Damien Hirst (1965)
Bristol


Hirst is the wealthiest artist in the World, and this is due to his own talent as well as to the people around him. Hirst became a multimillionaire in his early 30s by selling cabinets full of colored pills and animals preserved in formaldehyde. This probably would not have been possible without the support of Larry Gagosian, his influential art dealer in New York, and that of Jay Jopling, the owner of the White Cube gallery in London. For years, they both held important positions in the annual classification of the most important people in the Art World, published in Art Review magazine. We should also not forget that it was Hirst himself who was number one on the list in 2008.
Some of his exploits are worth studying in schools of marketing, for example the sale of a human skull made of platinum and diamonds for 74,000,000 Euros. This piece was not even made personally by him, like so many others of his creations. A well-known London jeweller was responsible for modelling the life-sized bones and inlaying them with more than 8,000 diamonds, with a total weight of 1,100 carats.
The artist has created an emporium that employs some 100 people who he calls “my workers.” They are the ones responsible for giving expression to Hirst’s ideas in any of the three workshops he owns for creating paintings, sculptures and installations that are later avidly fought for by the rich art collectors who visit the White Cube.

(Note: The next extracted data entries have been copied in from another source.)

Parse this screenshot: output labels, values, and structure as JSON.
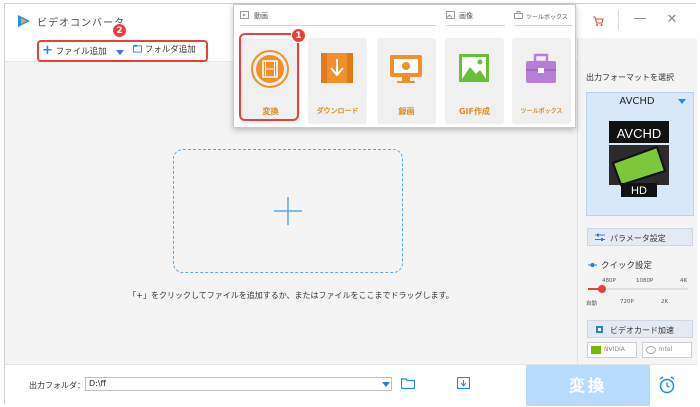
{
  "window": {
    "title": "ビデオコンバータ"
  },
  "toolbar": {
    "add_file_label": "ファイル追加",
    "add_folder_label": "フォルダ追加"
  },
  "main": {
    "hint": "「+」をクリックしてファイルを追加するか、またはファイルをここまでドラッグします。"
  },
  "popup": {
    "categories": [
      {
        "label": "動画"
      },
      {
        "label": "画像"
      },
      {
        "label": "ツールボックス"
      }
    ],
    "tiles": [
      {
        "label": "変換",
        "icon": "film-convert-icon"
      },
      {
        "label": "ダウンロード",
        "icon": "download-icon"
      },
      {
        "label": "録画",
        "icon": "monitor-record-icon"
      },
      {
        "label": "GIF作成",
        "icon": "image-landscape-icon"
      },
      {
        "label": "ツールボックス",
        "icon": "toolbox-icon"
      }
    ]
  },
  "right_panel": {
    "output_format_title": "出力フォーマットを選択",
    "format_name": "AVCHD",
    "format_logo_top": "AVCHD",
    "format_logo_bottom": "HD",
    "param_button": "パラメータ設定",
    "quick_setting": "クイック設定",
    "ticks_top": [
      "480P",
      "1080P",
      "4K"
    ],
    "ticks_bottom": [
      "自動",
      "720P",
      "2K"
    ],
    "gpu_button": "ビデオカード加速",
    "gpu_vendors": [
      "NVIDIA",
      "Intel"
    ]
  },
  "bottom": {
    "output_folder_label": "出力フォルダ：",
    "output_folder_value": "D:\\ff",
    "convert_label": "変換"
  },
  "badges": {
    "one": "1",
    "two": "2"
  },
  "colors": {
    "accent_red": "#e8413b",
    "accent_blue": "#1a8fe0",
    "convert_disabled": "#b7dcfb",
    "tile_orange": "#f0902a",
    "tile_green": "#6abf3a",
    "tile_purple": "#b77ed6"
  }
}
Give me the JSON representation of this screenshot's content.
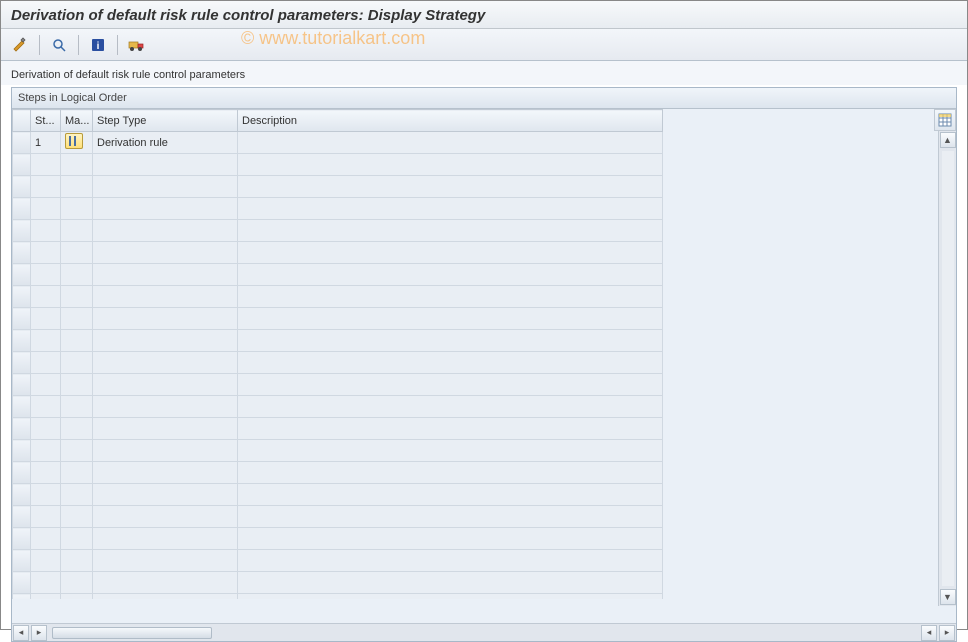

In these workshops, in 2007, it was also necessary to produce a new version of “Mother and Child Divided,” a work of art that consists of the dead bodies of a cow and a calf, both cut in half. The original work, dated in 1993, was too damaged to be shown in public at the retrospective exhibit held by the Tate Modern Gallery with all of the winners of the Turner Prize for Contemporary Art. A year earlier Hirst’s workers also had had to replace a shark that had decomposed due to similar circumstances. This piece is called “The Physical Impossibility of Death in the Mind of Someone Alive,” and the American art collector Steve Cohen paid more than 9,000,000 Euros for it.
All of this forms part of the controversy that has helped to turn Damian Hirst into one of the most valued artists in the world. His fortune is estimated at more than 300 million Euros, and it is not unusual for sales at the White Cube exhibits to exceed 100 million Euros each time.
Hirst’s artistic training started with industrial design, with a degree from the University of Leeds. Later he studied Fine Arts in London. The notable theme of most his work refers to life as a sort of paradox with respect to death, and death is nothing more than another part of existence.
Although most of his collectors prefer to remain anonymous, it is known that among them can be found the royal family of Qatar, as well as international investment groups who save Hirst’s works for a time in order to make huge profits on resales years later.